The accused sought to challenge the wiretap authorization and sought an order requiring production of certain INT records.  However, the Articles of Agreement provided that the two affected member organizations of the World Bank Group and their officers and employees would be immune from legal process with respect to acts performed by them in their official capacity.

The two issues that were raised on the application were:

  1. Whether the World Bank Group could be subject to a production order issued by a Canadian court given the immunities accorded to its members; and

2. If so, whether in the context of a challenge to the wiretap authorizations, the documents sought met the test for relevance.

At trial, Justice Nordheimer found that the World Bank Group had waived the immunities granted to it by participating in the RCMP investigation.  On the second issue, he concluded that the documents were likely relevant to issues that could arise on the production application and ordered that the documents be produced for review by the court.

The Supreme Court of Canada held that the Articles of Agreement provided the legal foundation for the World Bank Group’s integrity regime and by extension the INT.  Accordingly, the immunities outlined in those Articles of Agreement shielded the documents and personnel of the INT.  The court held that that “immunity” should be given a broad interpretation.  It also held that any waiver of the immunity must be express, i.e. while personnel immunity can be waived, the object and purpose of the treaty favoured an express waiver requirement.

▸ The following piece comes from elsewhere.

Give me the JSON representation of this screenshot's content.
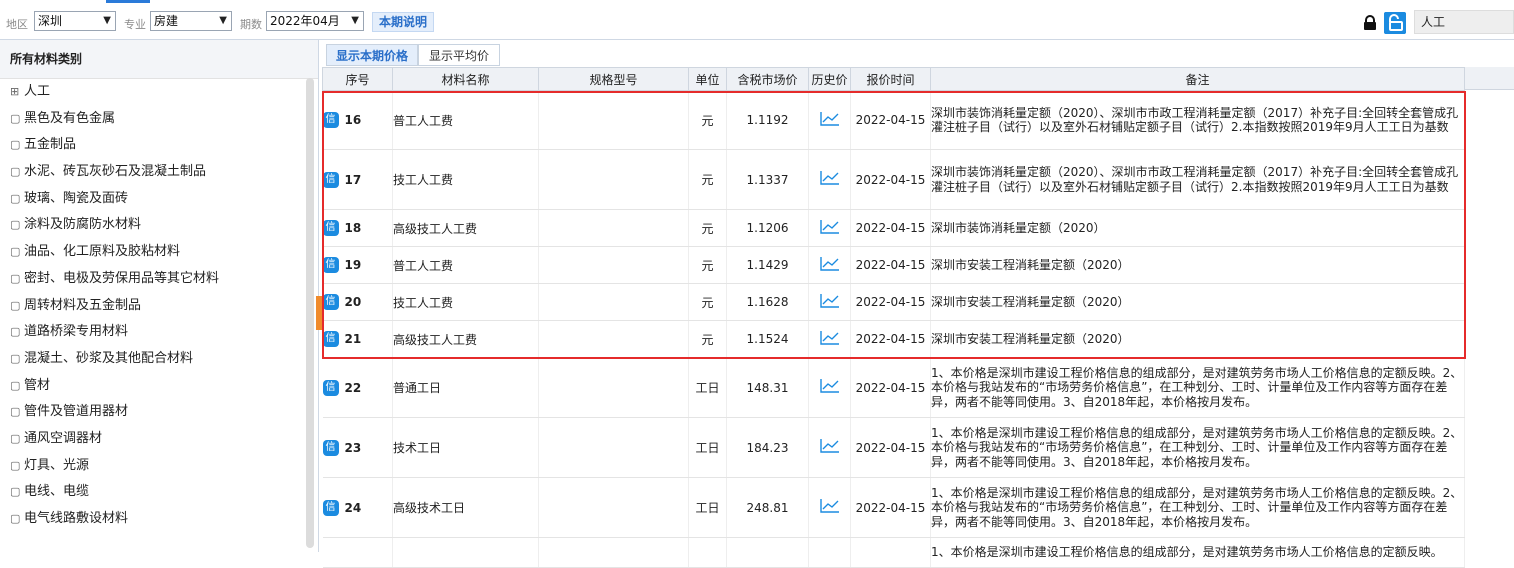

With respect to the issue of relevance of the documents sought to be produced, the Supreme Court held that Justice Nordheimer erred in that respect as well.  To obtain third party records in such an application, the accused must show a reasonable likelihood that the records will be of probative value to the narrow issues in play.  The “reasonable likelihood” threshold is appropriate to the context and fair to the accused.

In this case, although Justice Nordheimer correctly placed the burden on the accused, he did not properly assess the relevance of the documents being sought.  While the documents sought might be relevant to the ultimate truth of the investigation in the affidavits sworn by the RCMP, they were not reasonably likely to be of probative value to what the RCMP sergeant knew or ought to have known when he swore his information to obtain the wiretap authorization since he did not consult them.